The vaccine, developed specifically for prairie dogs by scientists at the USGS National Wildlife Health Center and the University of Wisconsin – Madison, elicits a protective immune response that can help them fight off infection upon later exposure to the disease.
“Plague is devastating to prairie dogs, a keystone species of grassland ecosystems,” said Tonie Rocke, a USGS scientist and the project lead. “Our goal in developing an oral plague vaccine is to provide another tool for land managers to reduce the effects of plague outbreaks on prairie dog colonies. This reduction could have positive impacts on conservation of the threatened Utah prairie dog and survival of the endangered black-footed ferret, a prairie dog-dependent species.”

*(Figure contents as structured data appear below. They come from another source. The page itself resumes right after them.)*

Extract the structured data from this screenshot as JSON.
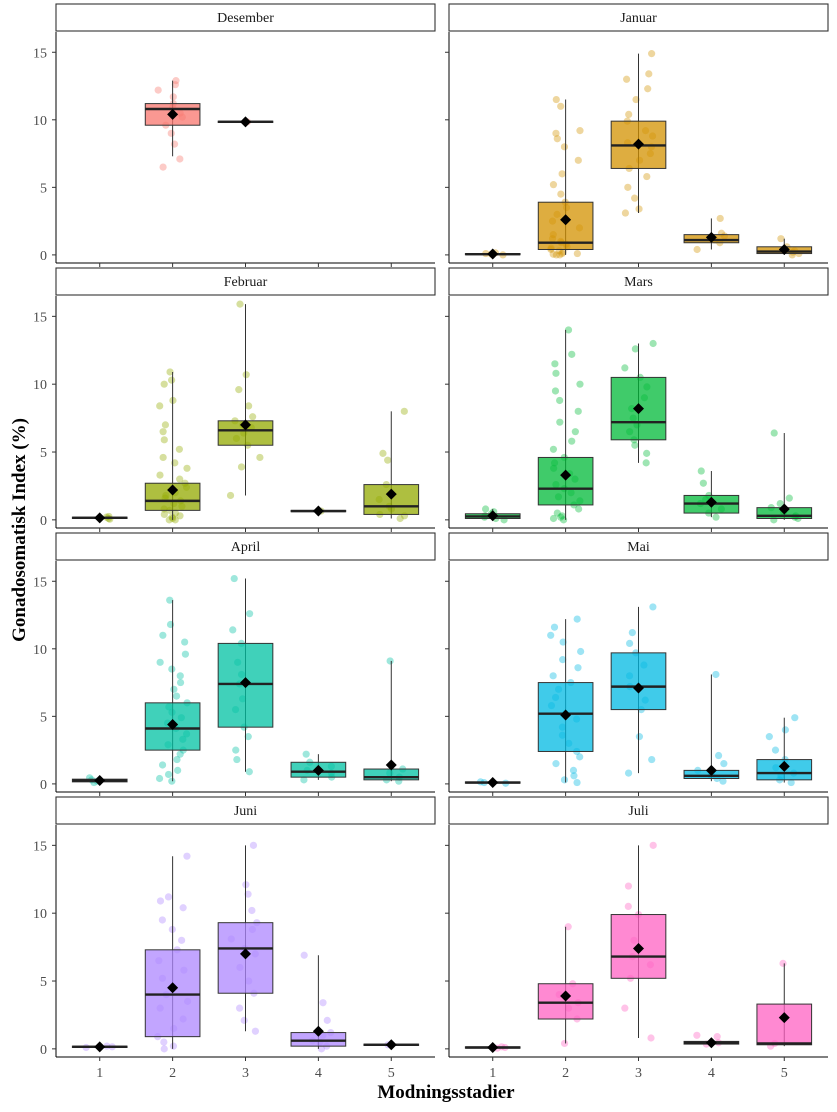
{
  "chart_data": {
    "type": "box",
    "title": "",
    "xlabel": "Modningsstadier",
    "ylabel": "Gonadosomatisk Index (%)",
    "x_ticks": [
      "1",
      "2",
      "3",
      "4",
      "5"
    ],
    "y_ticks": [
      0,
      5,
      10,
      15
    ],
    "ylim": [
      -0.6,
      16.5
    ],
    "grid": false,
    "legend": "none",
    "facets": [
      {
        "title": "Desember",
        "color": "#F8766D",
        "boxes": [
          {
            "x": 2,
            "q1": 9.6,
            "median": 10.8,
            "q3": 11.2,
            "lo": 7.3,
            "hi": 12.9,
            "mean": 10.4,
            "points": [
              6.5,
              7.1,
              8.2,
              9.0,
              9.6,
              10.2,
              10.5,
              10.9,
              11.2,
              11.7,
              12.2,
              12.6,
              12.9
            ]
          },
          {
            "x": 3,
            "q1": 9.8,
            "median": 9.85,
            "q3": 9.9,
            "lo": 9.8,
            "hi": 9.9,
            "mean": 9.85,
            "points": [
              9.85
            ]
          }
        ]
      },
      {
        "title": "Januar",
        "color": "#D39200",
        "boxes": [
          {
            "x": 1,
            "q1": 0.02,
            "median": 0.05,
            "q3": 0.1,
            "lo": 0.0,
            "hi": 0.15,
            "mean": 0.07,
            "points": [
              0.0,
              0.05,
              0.1,
              0.15
            ]
          },
          {
            "x": 2,
            "q1": 0.4,
            "median": 0.9,
            "q3": 3.9,
            "lo": 0.0,
            "hi": 11.5,
            "mean": 2.6,
            "points": [
              0.0,
              0.0,
              0.05,
              0.1,
              0.1,
              0.2,
              0.3,
              0.4,
              0.5,
              0.6,
              0.8,
              0.9,
              1.0,
              1.2,
              1.5,
              2.0,
              2.5,
              3.0,
              3.5,
              3.9,
              4.5,
              5.2,
              6.0,
              7.0,
              8.0,
              8.6,
              9.0,
              9.2,
              11.0,
              11.5
            ]
          },
          {
            "x": 3,
            "q1": 6.4,
            "median": 8.1,
            "q3": 9.9,
            "lo": 3.1,
            "hi": 14.9,
            "mean": 8.2,
            "points": [
              3.1,
              3.4,
              4.2,
              5.0,
              5.8,
              6.4,
              7.0,
              7.5,
              8.0,
              8.3,
              8.8,
              9.2,
              9.9,
              10.4,
              11.5,
              12.3,
              13.0,
              13.4,
              14.9
            ]
          },
          {
            "x": 4,
            "q1": 0.9,
            "median": 1.1,
            "q3": 1.5,
            "lo": 0.4,
            "hi": 2.7,
            "mean": 1.3,
            "points": [
              0.4,
              0.9,
              1.1,
              1.4,
              1.6,
              2.7
            ]
          },
          {
            "x": 5,
            "q1": 0.1,
            "median": 0.25,
            "q3": 0.6,
            "lo": 0.0,
            "hi": 1.2,
            "mean": 0.4,
            "points": [
              0.0,
              0.1,
              0.2,
              0.3,
              0.6,
              1.2
            ]
          }
        ]
      },
      {
        "title": "Februar",
        "color": "#93AA00",
        "boxes": [
          {
            "x": 1,
            "q1": 0.1,
            "median": 0.15,
            "q3": 0.2,
            "lo": 0.05,
            "hi": 0.25,
            "mean": 0.15,
            "points": [
              0.05,
              0.1,
              0.2,
              0.25
            ]
          },
          {
            "x": 2,
            "q1": 0.7,
            "median": 1.4,
            "q3": 2.7,
            "lo": 0.0,
            "hi": 10.9,
            "mean": 2.2,
            "points": [
              0.0,
              0.0,
              0.1,
              0.2,
              0.3,
              0.4,
              0.5,
              0.7,
              0.8,
              1.0,
              1.2,
              1.4,
              1.6,
              1.8,
              2.0,
              2.4,
              2.7,
              3.0,
              3.3,
              3.8,
              4.2,
              4.6,
              5.2,
              5.9,
              6.5,
              7.0,
              8.4,
              8.8,
              10.0,
              10.3,
              10.9
            ]
          },
          {
            "x": 3,
            "q1": 5.5,
            "median": 6.6,
            "q3": 7.3,
            "lo": 1.8,
            "hi": 15.9,
            "mean": 7.0,
            "points": [
              1.8,
              3.9,
              4.6,
              5.5,
              6.0,
              6.4,
              6.8,
              7.0,
              7.3,
              7.6,
              8.4,
              9.6,
              10.7,
              15.9
            ]
          },
          {
            "x": 4,
            "q1": 0.6,
            "median": 0.65,
            "q3": 0.7,
            "lo": 0.6,
            "hi": 0.7,
            "mean": 0.65,
            "points": [
              0.65
            ]
          },
          {
            "x": 5,
            "q1": 0.4,
            "median": 1.0,
            "q3": 2.6,
            "lo": 0.1,
            "hi": 8.0,
            "mean": 1.9,
            "points": [
              0.1,
              0.3,
              0.4,
              0.8,
              1.0,
              1.5,
              2.6,
              4.4,
              4.9,
              8.0
            ]
          }
        ]
      },
      {
        "title": "Mars",
        "color": "#00BA38",
        "boxes": [
          {
            "x": 1,
            "q1": 0.1,
            "median": 0.25,
            "q3": 0.45,
            "lo": 0.0,
            "hi": 0.8,
            "mean": 0.3,
            "points": [
              0.0,
              0.1,
              0.2,
              0.3,
              0.45,
              0.6,
              0.8
            ]
          },
          {
            "x": 2,
            "q1": 1.1,
            "median": 2.3,
            "q3": 4.6,
            "lo": 0.0,
            "hi": 14.0,
            "mean": 3.3,
            "points": [
              0.0,
              0.1,
              0.2,
              0.3,
              0.5,
              0.8,
              1.1,
              1.4,
              1.7,
              2.0,
              2.3,
              2.6,
              3.0,
              3.4,
              3.8,
              4.2,
              4.6,
              5.2,
              5.8,
              6.5,
              7.2,
              8.0,
              8.8,
              9.5,
              10.0,
              10.8,
              11.5,
              12.2,
              14.0
            ]
          },
          {
            "x": 3,
            "q1": 5.9,
            "median": 7.2,
            "q3": 10.5,
            "lo": 4.2,
            "hi": 13.0,
            "mean": 8.2,
            "points": [
              4.2,
              4.9,
              5.5,
              5.9,
              6.5,
              7.0,
              7.5,
              8.2,
              9.0,
              9.8,
              10.5,
              11.2,
              12.6,
              13.0
            ]
          },
          {
            "x": 4,
            "q1": 0.5,
            "median": 1.2,
            "q3": 1.8,
            "lo": 0.2,
            "hi": 3.6,
            "mean": 1.3,
            "points": [
              0.2,
              0.5,
              0.8,
              1.2,
              1.5,
              1.8,
              2.7,
              3.6
            ]
          },
          {
            "x": 5,
            "q1": 0.1,
            "median": 0.3,
            "q3": 0.9,
            "lo": 0.0,
            "hi": 6.4,
            "mean": 0.8,
            "points": [
              0.0,
              0.1,
              0.2,
              0.3,
              0.6,
              0.9,
              1.2,
              1.6,
              6.4
            ]
          }
        ]
      },
      {
        "title": "April",
        "color": "#00C1A3",
        "boxes": [
          {
            "x": 1,
            "q1": 0.15,
            "median": 0.25,
            "q3": 0.35,
            "lo": 0.1,
            "hi": 0.45,
            "mean": 0.25,
            "points": [
              0.1,
              0.2,
              0.3,
              0.45
            ]
          },
          {
            "x": 2,
            "q1": 2.5,
            "median": 4.1,
            "q3": 6.0,
            "lo": 0.2,
            "hi": 13.6,
            "mean": 4.4,
            "points": [
              0.2,
              0.4,
              0.7,
              1.0,
              1.4,
              1.8,
              2.2,
              2.5,
              2.9,
              3.3,
              3.7,
              4.1,
              4.5,
              4.9,
              5.3,
              5.7,
              6.0,
              6.5,
              7.0,
              7.5,
              8.0,
              8.5,
              9.0,
              9.6,
              10.5,
              11.0,
              11.8,
              13.6
            ]
          },
          {
            "x": 3,
            "q1": 4.2,
            "median": 7.4,
            "q3": 10.4,
            "lo": 0.9,
            "hi": 15.2,
            "mean": 7.5,
            "points": [
              0.9,
              1.8,
              2.5,
              3.5,
              4.2,
              5.5,
              6.3,
              7.4,
              8.1,
              9.0,
              10.4,
              11.4,
              12.6,
              15.2
            ]
          },
          {
            "x": 4,
            "q1": 0.5,
            "median": 0.9,
            "q3": 1.6,
            "lo": 0.3,
            "hi": 2.2,
            "mean": 1.0,
            "points": [
              0.3,
              0.5,
              0.8,
              1.0,
              1.3,
              1.6,
              2.2
            ]
          },
          {
            "x": 5,
            "q1": 0.3,
            "median": 0.5,
            "q3": 1.1,
            "lo": 0.2,
            "hi": 9.1,
            "mean": 1.4,
            "points": [
              0.2,
              0.3,
              0.5,
              0.8,
              1.1,
              9.1
            ]
          }
        ]
      },
      {
        "title": "Mai",
        "color": "#00B9E3",
        "boxes": [
          {
            "x": 1,
            "q1": 0.05,
            "median": 0.1,
            "q3": 0.15,
            "lo": 0.0,
            "hi": 0.2,
            "mean": 0.1,
            "points": [
              0.05,
              0.1,
              0.15
            ]
          },
          {
            "x": 2,
            "q1": 2.4,
            "median": 5.2,
            "q3": 7.5,
            "lo": 0.1,
            "hi": 12.2,
            "mean": 5.1,
            "points": [
              0.1,
              0.3,
              0.6,
              1.0,
              1.5,
              2.0,
              2.4,
              3.0,
              3.6,
              4.2,
              4.8,
              5.2,
              5.8,
              6.4,
              7.0,
              7.5,
              8.0,
              8.6,
              9.2,
              9.8,
              10.5,
              11.0,
              11.6,
              12.2
            ]
          },
          {
            "x": 3,
            "q1": 5.5,
            "median": 7.2,
            "q3": 9.7,
            "lo": 0.8,
            "hi": 13.1,
            "mean": 7.1,
            "points": [
              0.8,
              1.8,
              3.5,
              5.5,
              6.2,
              7.2,
              8.0,
              8.8,
              9.7,
              10.4,
              11.2,
              13.1
            ]
          },
          {
            "x": 4,
            "q1": 0.4,
            "median": 0.6,
            "q3": 1.0,
            "lo": 0.2,
            "hi": 8.1,
            "mean": 1.0,
            "points": [
              0.2,
              0.4,
              0.6,
              0.8,
              1.0,
              1.5,
              2.1,
              8.1
            ]
          },
          {
            "x": 5,
            "q1": 0.3,
            "median": 0.8,
            "q3": 1.8,
            "lo": 0.1,
            "hi": 4.9,
            "mean": 1.3,
            "points": [
              0.1,
              0.3,
              0.6,
              0.8,
              1.2,
              1.8,
              2.5,
              3.5,
              4.0,
              4.9
            ]
          }
        ]
      },
      {
        "title": "Juni",
        "color": "#AE87FF",
        "boxes": [
          {
            "x": 1,
            "q1": 0.1,
            "median": 0.15,
            "q3": 0.2,
            "lo": 0.05,
            "hi": 0.25,
            "mean": 0.15,
            "points": [
              0.1,
              0.15,
              0.2
            ]
          },
          {
            "x": 2,
            "q1": 0.9,
            "median": 4.0,
            "q3": 7.3,
            "lo": 0.0,
            "hi": 14.2,
            "mean": 4.5,
            "points": [
              0.0,
              0.2,
              0.5,
              0.9,
              1.5,
              2.2,
              3.0,
              3.5,
              4.0,
              4.6,
              5.2,
              5.8,
              6.5,
              7.3,
              8.0,
              8.8,
              9.5,
              10.4,
              10.9,
              11.2,
              14.2
            ]
          },
          {
            "x": 3,
            "q1": 4.1,
            "median": 7.4,
            "q3": 9.3,
            "lo": 1.3,
            "hi": 15.0,
            "mean": 7.0,
            "points": [
              1.3,
              2.1,
              3.0,
              4.1,
              5.0,
              6.0,
              7.0,
              7.4,
              8.1,
              8.8,
              9.3,
              10.2,
              11.4,
              12.1,
              15.0
            ]
          },
          {
            "x": 4,
            "q1": 0.2,
            "median": 0.6,
            "q3": 1.2,
            "lo": 0.0,
            "hi": 6.9,
            "mean": 1.3,
            "points": [
              0.0,
              0.2,
              0.5,
              0.6,
              1.0,
              1.2,
              2.1,
              3.4,
              6.9
            ]
          },
          {
            "x": 5,
            "q1": 0.25,
            "median": 0.3,
            "q3": 0.35,
            "lo": 0.2,
            "hi": 0.4,
            "mean": 0.3,
            "points": [
              0.3
            ]
          }
        ]
      },
      {
        "title": "Juli",
        "color": "#FF61C3",
        "boxes": [
          {
            "x": 1,
            "q1": 0.05,
            "median": 0.1,
            "q3": 0.15,
            "lo": 0.0,
            "hi": 0.2,
            "mean": 0.1,
            "points": [
              0.05,
              0.1,
              0.15
            ]
          },
          {
            "x": 2,
            "q1": 2.2,
            "median": 3.4,
            "q3": 4.8,
            "lo": 0.4,
            "hi": 9.0,
            "mean": 3.9,
            "points": [
              0.4,
              2.2,
              3.0,
              3.4,
              4.0,
              4.8,
              9.0
            ]
          },
          {
            "x": 3,
            "q1": 5.2,
            "median": 6.8,
            "q3": 9.9,
            "lo": 0.8,
            "hi": 15.0,
            "mean": 7.4,
            "points": [
              0.8,
              3.0,
              5.2,
              6.2,
              6.8,
              8.0,
              9.9,
              10.5,
              12.0,
              15.0
            ]
          },
          {
            "x": 4,
            "q1": 0.35,
            "median": 0.45,
            "q3": 0.55,
            "lo": 0.3,
            "hi": 0.6,
            "mean": 0.45,
            "points": [
              0.35,
              0.45,
              0.9,
              1.0
            ]
          },
          {
            "x": 5,
            "q1": 0.3,
            "median": 0.4,
            "q3": 3.3,
            "lo": 0.2,
            "hi": 6.3,
            "mean": 2.3,
            "points": [
              0.2,
              0.4,
              6.3
            ]
          }
        ]
      }
    ]
  }
}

Once thought to be extinct, the black-footed ferret is now one of the most endangered mammals in North America, and plague is a major impediment to its recovery. Both ferrets and prairie dogs are highly susceptible to the disease. The current method for controlling plague consists of dusting prairie dog colonies with insecticide to kill fleas that transmit the pathogen. Although dusting has been effective in controlling the spread of plague, it is labor-intensive, and some flea species may develop resistance to the pesticide.
From 2013 to 2015, a consortium of 14 federal, state, tribal and non-governmental agencies worked together to field test the plague vaccine in all four prairie dog species present across seven western states, including Arizona, Colorado, Montana, South Dakota, Texas, Utah and Wyoming. The study was organized under the Black-footed Ferret Recovery Implementation Team, a multi-agency effort led by the U.S. Fish and Wildlife Service. The study found that prairie dog survival rates were higher on vaccine-treated plots during plague outbreaks compared to plots that received placebo baits, suggesting that consumption of vaccine baits provided protection for prairie dogs. Researchers anticipate that application of vaccine baits to larger prairie dog complexes on an annual basis will enhance protection against plague.
Colorado Parks and Wildlife conducted the initial field trials that demonstrated vaccine-laden baits could be used safely with no adverse effects for non-target species, such as small mammals, and has been instrumental in furthering large-scale vaccine and bait production for use by managers. In a companion paper, also published in EcoHealth today (insert link), CPW demonstrated that treating prairie dog colonies annually with a flea control dust or the oral vaccine can prevent population collapse resulting from plague.
“Wildlife managers have struggled to recover ferrets and manage prairie dog colonies due to the devastating effects of plague,” said Dan Tripp, a CPW scientist and a co-author on the USGS study. “It is our hope that use of the sylvatic plague vaccine in select areas, with the support of willing landowners, will help to limit the impact of plague to wildlife.”
Research exploring use of the sylvatic plague vaccine on a broader scale continues with the help of private landowners and tribal, state and federal partners in an effort to promote conservation of grassland habitats and wildlife.